Happy listening, guys!

 

Self-Worth (Or a Lack Thereof)

My roommate has a way of looking at me really intently. I squirm under her gaze. I’m used to being invisible, unseen, unnoticed. I’m quiet, and I’m not good at getting attention. Instead of asking for it in positive ways, I hang around awkwardly and lurk in people’s space, hoping attention will be bestowed upon me. When that doesn’t work, because why would it, I skulk away bitter and disappointed.

I’ve never been seen by someone the way that my roommate sees me. She’s like an older sister to me. She hunts me down with her questions and her looks and doesn’t tolerate my bullshit.

When I dream of being seen, I dream of being coddled and worshipped. That’s not how my roommate sees me. She challenges, scolds and provokes.

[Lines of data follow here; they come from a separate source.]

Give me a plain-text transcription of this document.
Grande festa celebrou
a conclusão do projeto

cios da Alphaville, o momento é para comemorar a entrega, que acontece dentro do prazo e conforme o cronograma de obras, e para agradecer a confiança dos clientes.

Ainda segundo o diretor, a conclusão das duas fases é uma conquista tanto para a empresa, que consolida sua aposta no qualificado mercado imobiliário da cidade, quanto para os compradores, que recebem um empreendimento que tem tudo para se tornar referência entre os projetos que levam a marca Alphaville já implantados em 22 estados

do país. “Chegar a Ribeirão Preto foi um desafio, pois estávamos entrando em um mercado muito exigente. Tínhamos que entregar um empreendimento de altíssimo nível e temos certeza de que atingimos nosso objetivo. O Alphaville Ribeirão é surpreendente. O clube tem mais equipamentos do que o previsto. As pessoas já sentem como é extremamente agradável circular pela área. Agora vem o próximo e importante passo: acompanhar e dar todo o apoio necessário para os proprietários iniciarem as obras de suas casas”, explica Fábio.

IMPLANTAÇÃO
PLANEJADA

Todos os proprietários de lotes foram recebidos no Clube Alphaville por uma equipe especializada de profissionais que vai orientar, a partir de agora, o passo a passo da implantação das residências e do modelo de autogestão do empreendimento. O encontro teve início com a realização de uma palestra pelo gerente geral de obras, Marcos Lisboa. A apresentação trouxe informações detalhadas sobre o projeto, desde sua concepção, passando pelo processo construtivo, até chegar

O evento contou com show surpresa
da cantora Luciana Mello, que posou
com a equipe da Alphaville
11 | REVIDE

Sometimes I don’t want that attention.

 

She sees right through me in uncomfortable ways and holds me accountable. It’s not fun. It’s painful. It’s necessary.

I’ve never been loved so aggressively before. I’ve never been cared for in a way that’s so inescapable. I’ve never felt someone cling to me even when I let go of them. It’s terrifying. It’s amazing.

I don’t love myself. I don’t even like myself. I don’t understand how my roommate can so fiercely love a person who I can barely tolerate.

I hate cooking. I absolutely hate it. I’m actually not that terrible at it, but the activity itself makes my anxiety levels go through the roof.

I was determined to cook radicchio. What’s radicchio, you ask? It’s a bitter leaf that’s kind of like cabbage. It’s super good for you. You can tell that it’s really good for you, because it tastes so nasty.

That’s not fair of me to say. The internet told me that radicchio is packed with nutrients that are hard to obtain due to a prohibitive lack of deliciousness. The internet also promised me that the recipe it was providing me with would make radicchio super yummy.

I’ll never know if that promise was true or not, because what I pulled out of my oven was a burnt pile of flakes that loosely resembled the shredded leaves that I put into the oven. Before you curse the internet for its lies, know that this disaster was entirely my fault. The recipe gave instructions for roasting entire heads of radicchio. I had shredded leaves. In my complete lack of common sense I was like, “Um, derp, yeah I guess I won’t reduce the cook time or temperature at all, it’ll totally be fine, probably, whatever.” God, I’m so stupid sometimes (read: most of the time).

Anyway, that shit came out of the oven burnt to a crisp. There was nothing left. The smoke alarm in our apartment even tried to warn me that the situation was beyond salvageable by going off. So, I did the only rational thing: I ate that pile of charred mess.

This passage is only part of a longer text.